Franchisor Liability

July 27, 2012 by  
Filed under Franchise Articles

Being a franchisor is not just about being at the top of the franchise system. Sometimes it also entails franchisor liability, that is, the fact of being held legally responsible for the actions of your franchisees.

 

Why is Franchisor Liability Even Possible?

 

You may be a bit confused about why a franchisor would be held liable when franchises are essentially independently owned and operated. The answer to that question is that, more often than not, franchisors exercise so much control over how their franchisees run their franchises that they could be said to be involved in the daily operations of the franchises. Thus, if a franchisee’s employee is implicated in sexual harassment, and if the franchisor can be shown, through his or her actions or documents, to have been involved in decisions involving the daily operation of the franchise, then franchisor liability could come into play.
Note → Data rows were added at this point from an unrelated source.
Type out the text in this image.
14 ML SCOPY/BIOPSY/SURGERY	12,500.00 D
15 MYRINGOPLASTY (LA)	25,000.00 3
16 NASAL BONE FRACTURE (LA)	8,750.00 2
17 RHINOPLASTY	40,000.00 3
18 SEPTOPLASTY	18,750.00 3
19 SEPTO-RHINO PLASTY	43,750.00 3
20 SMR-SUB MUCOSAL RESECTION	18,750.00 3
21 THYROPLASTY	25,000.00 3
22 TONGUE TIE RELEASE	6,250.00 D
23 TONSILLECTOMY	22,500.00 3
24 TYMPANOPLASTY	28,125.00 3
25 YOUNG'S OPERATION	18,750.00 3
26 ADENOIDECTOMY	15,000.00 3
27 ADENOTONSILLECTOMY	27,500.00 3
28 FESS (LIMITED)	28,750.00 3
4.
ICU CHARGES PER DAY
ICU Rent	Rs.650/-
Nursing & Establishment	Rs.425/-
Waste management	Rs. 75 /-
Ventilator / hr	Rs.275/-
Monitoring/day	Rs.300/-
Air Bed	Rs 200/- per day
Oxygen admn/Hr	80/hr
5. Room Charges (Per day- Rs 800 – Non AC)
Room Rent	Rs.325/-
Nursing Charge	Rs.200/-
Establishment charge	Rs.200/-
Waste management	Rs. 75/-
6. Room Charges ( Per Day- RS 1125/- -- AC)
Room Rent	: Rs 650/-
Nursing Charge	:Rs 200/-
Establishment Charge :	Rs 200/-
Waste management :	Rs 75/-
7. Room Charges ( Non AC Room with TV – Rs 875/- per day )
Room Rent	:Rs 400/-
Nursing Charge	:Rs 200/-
This may seem unfair. After all, the franchisor may not have played a part in employing the individual who subjected his or her subordinates to sexual harassment. Furthermore, the franchisor may not even have been aware that this problem existed. This makes it apparent that being a franchisor carries its fair share of potential headaches. If you want to avoid being put in this precarious situation, then you need to seriously think about how you plan on structuring your relationships with your franchisees. You may want to protect your trademark and the reputation associated with it by giving your franchisees meticulous details to govern the way they run their franchises. However, the more detailed and prescriptive your guidelines are, the more deeply involved you are in the operation of the individual franchises. This is precisely the sort of thing that will result in franchisor liability.

Also, if you are directly involved in training your franchisees’ employees, you may be setting yourself up to be held liable for any illegal activity carried out on the premises of their franchises. It seems evident that minimizing your liability by taking a step back from deep involvement in your franchisees’ operations is your best option. You could make it clear (in writing) that the franchise guidelines you give them are simply suggestions. You should certainly restructure the language in all your documents to make sure that the individual franchises are not being identified with the franchise company. There should be clear distinctions between them because documents that conflate them could easily result in franchisor liability for franchisee actions.